GRAPHIC: V. ALTOUNIAN/SCIENCE
Recently, muscular control implants and sensory stimulation were combined in four amputees, showing long-term stability and safety but with limited insights about sensory benefits or cognitive effects (14). The quantified long-term demonstration of the symbiotic and beneficial use of such a bidirectional approach needs to be proven. It needs to be explored whether artificial motor and sensory signals together could be intuitively handled by the brain, without sensorimotor conflicts or cognitive overload, hopefully resulting in increased functionality.
Neural prostheses for sensory feedback restoration were connected to the stimulator, injecting electrical current into the nerves via percutaneous cables, which increases the probability of infections and has limited robustness. Thus, fully implantable wireless systems need to be developed. These systems should feature: long-term stability and safety of the implants, high battery capacity, stable leads (that currently are prone to breakage), and easy replacement of implants or their parts. Although typical implantable neurostimulators (such as pacemakers) have preprogrammed stimulation protocols, with no need for a continuous transcutaneous communication, for prostheses a high burden of information has to be wirelessly transmitted through the skin to enable bidirectional communication. This demands high battery capacity while maintaining a limited implant size for surgical placement, representing an important technological challenge. Presently, most implants require several hours-long surgeries, and therefore minimally invasive procedures should be developed.
Capturing information external to the limb is mandatory to trigger neurofeedback, but prostheses do not have sensors in robotic fingers or under the prosthetic foot. Thus, research efforts are devoted to the development of prosthetic electronic skin, which should be able to accommodate a high density of sensors over flexible polymeric structures (15). In the future, these could be imagined as gloves or socks, with robust and high-resolution sensors, placed over the prostheses to transmit different sensory signals such as pressure, movement, and temperature.

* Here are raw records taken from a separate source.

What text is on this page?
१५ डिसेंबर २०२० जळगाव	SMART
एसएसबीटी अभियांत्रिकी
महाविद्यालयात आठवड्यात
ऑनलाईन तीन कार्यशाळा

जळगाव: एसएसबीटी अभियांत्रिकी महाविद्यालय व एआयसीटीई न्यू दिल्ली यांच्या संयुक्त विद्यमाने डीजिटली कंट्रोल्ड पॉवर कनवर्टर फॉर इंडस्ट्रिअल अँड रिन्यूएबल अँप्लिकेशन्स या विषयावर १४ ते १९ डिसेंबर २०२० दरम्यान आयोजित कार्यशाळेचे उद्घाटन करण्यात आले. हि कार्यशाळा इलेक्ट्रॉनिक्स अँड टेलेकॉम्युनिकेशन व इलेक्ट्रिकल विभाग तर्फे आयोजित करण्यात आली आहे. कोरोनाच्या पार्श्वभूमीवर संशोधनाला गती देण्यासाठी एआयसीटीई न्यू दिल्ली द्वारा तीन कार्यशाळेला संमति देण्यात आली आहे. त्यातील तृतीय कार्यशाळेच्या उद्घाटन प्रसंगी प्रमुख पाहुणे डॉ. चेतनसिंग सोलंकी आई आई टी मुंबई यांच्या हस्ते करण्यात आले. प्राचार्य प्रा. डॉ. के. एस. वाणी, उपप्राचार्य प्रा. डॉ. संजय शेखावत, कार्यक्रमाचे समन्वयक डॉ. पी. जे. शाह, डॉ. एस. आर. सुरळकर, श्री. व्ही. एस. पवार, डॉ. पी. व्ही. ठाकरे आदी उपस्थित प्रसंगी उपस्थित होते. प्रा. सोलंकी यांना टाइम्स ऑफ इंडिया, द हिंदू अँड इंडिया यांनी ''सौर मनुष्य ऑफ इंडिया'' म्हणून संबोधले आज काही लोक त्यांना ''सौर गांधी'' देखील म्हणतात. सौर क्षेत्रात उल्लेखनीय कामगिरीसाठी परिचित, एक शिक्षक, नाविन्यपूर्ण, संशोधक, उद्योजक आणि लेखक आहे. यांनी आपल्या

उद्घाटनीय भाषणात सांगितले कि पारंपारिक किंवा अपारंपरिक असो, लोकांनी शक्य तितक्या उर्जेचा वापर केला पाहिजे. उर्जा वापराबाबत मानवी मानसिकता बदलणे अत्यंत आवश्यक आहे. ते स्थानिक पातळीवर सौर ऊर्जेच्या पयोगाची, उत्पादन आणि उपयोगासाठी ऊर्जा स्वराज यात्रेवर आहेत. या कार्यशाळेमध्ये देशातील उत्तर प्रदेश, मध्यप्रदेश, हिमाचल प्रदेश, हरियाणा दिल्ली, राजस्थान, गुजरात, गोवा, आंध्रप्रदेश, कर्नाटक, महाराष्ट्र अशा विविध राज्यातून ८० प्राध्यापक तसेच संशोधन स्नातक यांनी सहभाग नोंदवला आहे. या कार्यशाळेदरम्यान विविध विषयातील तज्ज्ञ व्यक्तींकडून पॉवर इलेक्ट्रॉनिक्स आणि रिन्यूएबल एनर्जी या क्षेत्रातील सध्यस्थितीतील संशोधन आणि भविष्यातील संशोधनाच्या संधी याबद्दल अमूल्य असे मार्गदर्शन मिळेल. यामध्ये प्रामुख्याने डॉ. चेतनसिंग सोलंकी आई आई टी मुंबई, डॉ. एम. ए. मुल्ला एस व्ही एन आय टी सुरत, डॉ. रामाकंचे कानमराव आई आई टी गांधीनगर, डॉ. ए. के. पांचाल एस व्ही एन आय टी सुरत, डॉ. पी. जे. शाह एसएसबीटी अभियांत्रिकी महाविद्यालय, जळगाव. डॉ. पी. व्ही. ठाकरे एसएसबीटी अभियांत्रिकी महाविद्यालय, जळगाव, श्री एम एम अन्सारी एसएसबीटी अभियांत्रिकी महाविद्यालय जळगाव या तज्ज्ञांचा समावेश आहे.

To date, these studies are mainly proof of concepts regarding an increase of quality of life or technological viability of neural prostheses, performed with their own metrics, making it difficult to objectively compare outcomes. They are not clinical studies of safety and efficacy, which are important to achieve the necessary medical certifications. Globally, the regulatory steps are demanding and costly, and when accounting for individualization of devices and smaller volume need, the economic cost is potentially high for end users. This could hinder the widespread use of these technologies. Public health care systems vary considerably, and each carries out its own assessment of health technology to support its decisions regarding reimbursement, mainly by demonstrated cost-effectiveness and benefits that increase “quality-adjusted life-years.” Therefore, it is of paramount importance to plan, from the first steps of bidirectional neural prosthesis testing, how to demonstrate safety and health gains because this would augment the likelihood of device approval. The future of neurotechnological intervention for amputees will be in the personalized and combined use of these technologies. Depending on the amputation level and patients’ characteristics, the customized combination of muscular and sensory interventions is likely to benefit amputees in the long term.
Acknowledgments: The author is supported by the European Research Council 2017-STG n.759998 (FeelAgain) and holds shares of SensArs Neuroprosthetics. I thank F. Petrini and M. Capogrosso for their thoughtful input.